JustPark – Described as an ‘Airbnb for parking spaces,’ London startup JustPark allows people to rent out parking spaces at their home or businesses, which can be booked via an app. The startup raised 33.7m on crowd-funding website, Crowdcube, in 2015 and has partnered with BMW and Rolls-Royce, who will have the app built into their dashboards.
GoButler – A Berlin startup which was available in 5 countries and received over 300,000 requests in its first 3 weeks. It’s a free SMS-based personal assistant where you can book flights, restaurants, hotels and more 24/7. It uses natural language processing to recognise what you’re saying in your text (see example below).
3D Hubs – Amsterdam-based startup 3DHubs connects 3D-printer owners with people who want stuff printing. It’s an online platform which began in 2013 with 15 print-hubs in Amsterdam. Now there are over 16,000 locations in 140 countries.
The benefits that come with actually working for one of the millions of startups around the world are stacking up too.
Benefits of working for a startup, according to startups.co.uk
“Start-ups are often smaller teams so you can have a lot more impact and there’s more responsibility you can grab, which isn’t the case in a large company,” said Songkick’s Pete Smith. Songkick, an online service founded in 2007, allows users to create personalised calendars for live music events, receive email alerts and purchase tickets.

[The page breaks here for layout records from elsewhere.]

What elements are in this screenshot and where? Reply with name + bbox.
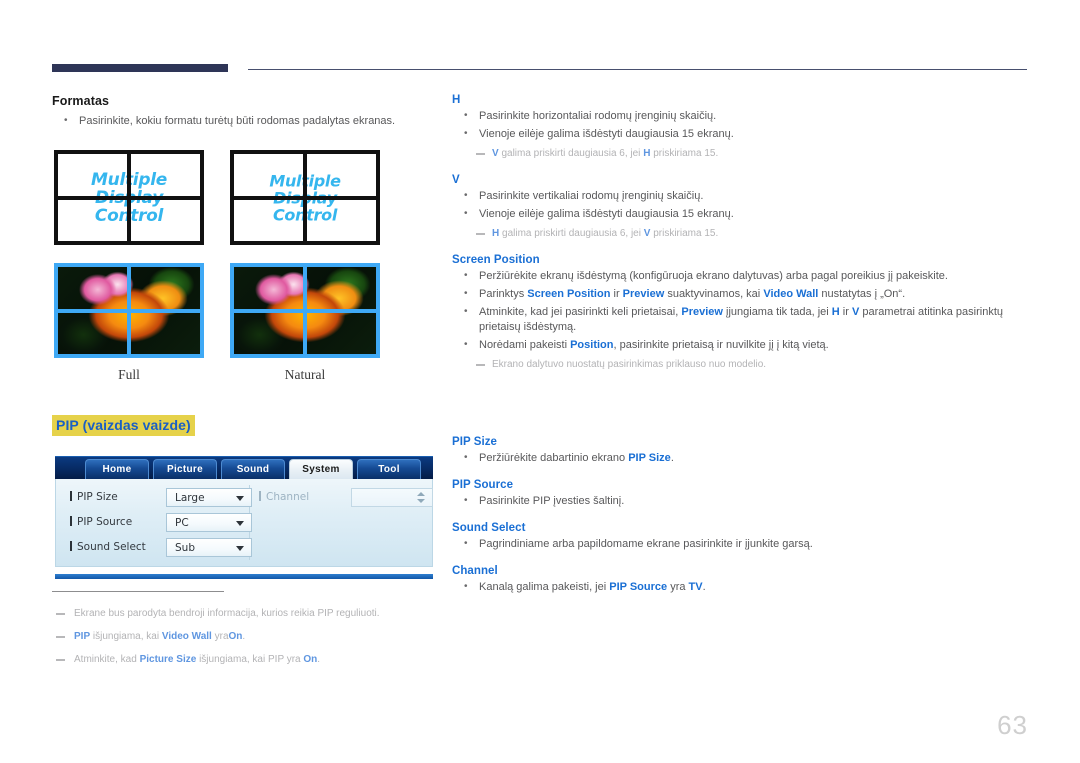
page-number: 63 xyxy=(997,710,1028,740)
osd-menu-screenshot: Home Picture Sound System Tool PIP Size … xyxy=(55,456,433,579)
osd-label-channel: Channel xyxy=(259,488,309,507)
chevron-down-icon xyxy=(236,546,244,551)
osd-body: PIP Size Large PIP Source PC Sound Selec… xyxy=(55,479,433,567)
caption-natural: Natural xyxy=(284,367,326,382)
chevron-down-icon[interactable] xyxy=(417,499,425,503)
osd-select-sound-select[interactable]: Sub xyxy=(166,538,252,557)
osd-value-sound-select: Sub xyxy=(175,542,195,554)
section-heading-screen-position: Screen Position xyxy=(452,254,540,266)
format-illustrations: MultipleDisplayControl Full MultipleDisp… xyxy=(52,150,392,390)
osd-label-pip-source: PIP Source xyxy=(70,513,132,532)
osd-tab-system[interactable]: System xyxy=(289,459,353,479)
osd-stepper-channel[interactable] xyxy=(351,488,433,507)
section-heading-v: V xyxy=(452,174,460,186)
section-heading-channel: Channel xyxy=(452,565,498,577)
osd-value-pip-size: Large xyxy=(175,492,205,504)
section-heading-h: H xyxy=(452,94,461,106)
osd-tab-home[interactable]: Home xyxy=(85,459,149,479)
section-heading-pip-size: PIP Size xyxy=(452,436,497,448)
sp-note: Ekrano dalytuvo nuostatų pasirinkimas pr… xyxy=(452,358,1030,372)
sp-bullet-1: Peržiūrėkite ekranų išdėstymą (konfigūru… xyxy=(452,268,1030,284)
pipsize-bullet-1: Peržiūrėkite dabartinio ekrano PIP Size. xyxy=(452,450,1030,466)
pip-sections: PIP Size Peržiūrėkite dabartinio ekrano … xyxy=(452,436,1030,595)
format-bullet: Pasirinkite, kokiu formatu turėtų būti r… xyxy=(52,113,437,129)
pip-heading: PIP (vaizdas vaizde) xyxy=(52,415,195,436)
videowall-text-panel-full: MultipleDisplayControl xyxy=(54,150,204,245)
chevron-down-icon xyxy=(236,496,244,501)
osd-footer-bar xyxy=(55,574,433,579)
osd-tab-tool[interactable]: Tool xyxy=(357,459,421,479)
right-column: H Pasirinkite horizontaliai rodomų įreng… xyxy=(452,94,1030,598)
section-heading-sound-select: Sound Select xyxy=(452,522,526,534)
pip-heading-wrap: PIP (vaizdas vaizde) xyxy=(52,415,195,436)
sp-bullet-4: Norėdami pakeisti Position, pasirinkite … xyxy=(452,337,1030,353)
header-rule-thick xyxy=(52,64,228,72)
grid-line-horizontal xyxy=(58,195,200,200)
h-bullet-1: Pasirinkite horizontaliai rodomų įrengin… xyxy=(452,108,1030,124)
v-bullet-2: Vienoje eilėje galima išdėstyti daugiaus… xyxy=(452,206,1030,222)
left-column: Formatas Pasirinkite, kokiu formatu turė… xyxy=(52,94,437,133)
sp-bullet-3: Atminkite, kad jei pasirinkti keli priet… xyxy=(452,304,1030,335)
illustration-natural: MultipleDisplayControl Natural xyxy=(230,150,380,383)
footnote-3: Atminkite, kad Picture Size išjungiama, … xyxy=(52,653,442,667)
grid-line-horizontal xyxy=(58,308,200,313)
osd-select-pip-source[interactable]: PC xyxy=(166,513,252,532)
header-rule xyxy=(52,64,1027,74)
videowall-text-panel-natural: MultipleDisplayControl xyxy=(230,150,380,245)
osd-tab-picture[interactable]: Picture xyxy=(153,459,217,479)
chevron-down-icon xyxy=(236,521,244,526)
format-heading: Formatas xyxy=(52,94,110,108)
osd-select-pip-size[interactable]: Large xyxy=(166,488,252,507)
footnote-2: PIP išjungiama, kai Video Wall yraOn. xyxy=(52,630,442,644)
v-note: H galima priskirti daugiausia 6, jei V p… xyxy=(452,227,1030,241)
footnote-separator xyxy=(52,591,224,592)
caption-full: Full xyxy=(118,367,140,382)
osd-label-sound-select: Sound Select xyxy=(70,538,146,557)
channel-bullet-1: Kanalą galima pakeisti, jei PIP Source y… xyxy=(452,579,1030,595)
soundselect-bullet-1: Pagrindiniame arba papildomame ekrane pa… xyxy=(452,536,1030,552)
sp-bullet-2: Parinktys Screen Position ir Preview sua… xyxy=(452,286,1030,302)
footnote-list: Ekrane bus parodyta bendroji informacija… xyxy=(52,598,442,676)
footnote-1: Ekrane bus parodyta bendroji informacija… xyxy=(52,607,442,621)
videowall-photo-panel-natural xyxy=(230,263,380,358)
videowall-photo-panel-full xyxy=(54,263,204,358)
chevron-up-icon[interactable] xyxy=(417,492,425,496)
header-rule-thin xyxy=(248,69,1027,70)
h-note: V galima priskirti daugiausia 6, jei H p… xyxy=(452,147,1030,161)
h-bullet-2: Vienoje eilėje galima išdėstyti daugiaus… xyxy=(452,126,1030,142)
osd-tabbar: Home Picture Sound System Tool xyxy=(55,456,433,479)
pipsource-bullet-1: Pasirinkite PIP įvesties šaltinį. xyxy=(452,493,1030,509)
grid-line-horizontal xyxy=(234,195,376,200)
illustration-full: MultipleDisplayControl Full xyxy=(54,150,204,383)
osd-label-pip-size: PIP Size xyxy=(70,488,118,507)
osd-tab-sound[interactable]: Sound xyxy=(221,459,285,479)
v-bullet-1: Pasirinkite vertikaliai rodomų įrenginių… xyxy=(452,188,1030,204)
section-heading-pip-source: PIP Source xyxy=(452,479,514,491)
osd-value-pip-source: PC xyxy=(175,517,189,529)
grid-line-horizontal xyxy=(234,308,376,313)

You’re more likely to be encouraged to come up with ideas and put them into action in a smaller team, and can be given the opportunity to prove yourself and grow.
Your efforts are rewarded
In a smaller team, not only will you have more opportunity to learn from your colleagues, but as the company grows, your hard work in the beginning will be recognised, and your professional horizons will grow along with it.
A fun, dynamic working environment
Startups are more likely to encourage a more relaxed working environment, in order to leave their team free to innovate, bring ideas to life and celebrate their successes.
“There is a great sense of adventure working in a start-up,” explains Nico Perez, founder of Mixcloud, a UK-based online streaming service for radio shows and podcasts. “Start-up life is a constant sense of excitement. You never know what’s going to happen in six months’ time.”
A hand-picked team
In a startup environment, teams are small, and working relationships are key to making things happen. That means that if you’re part of the team you’re likely to get more say in who gets hired.
“If you’re part of a six or 10 person team, you’re going to get a say on who’s hired. You’re probably going to have power, at least to veto, if not to make a hire. That’s huge – that you get to choose who you sit next to, who you work with. You just don’t get that in any other job,” said Songkick’s Pete Smith.
If you’ve got dreams of starting your own business one day, there’s no better environment that another young business to get stuck in and learn. You’ll get to experience what it’s like to bring an idea to life as well as training in the business-side of startups.
Finally, Pete Smith had a few words to say that may put your mind at ease concerning the longevity of some startups. What if the one you work for is one of those companies that will fail?
“If you pick the right start-up it’s usually got a good runway – a couple of years, maybe three (that’s actually a really long time to work for one company),” he said. “If you’re worried about the stability side of things, just think of it as a two or three-year block in your career. That’s not going to hurt you at all.”
What’s more, with the people you’ll meet along the way, and the networking with other entrepreneurial people, it’s likely it won’t take you long to get your next job.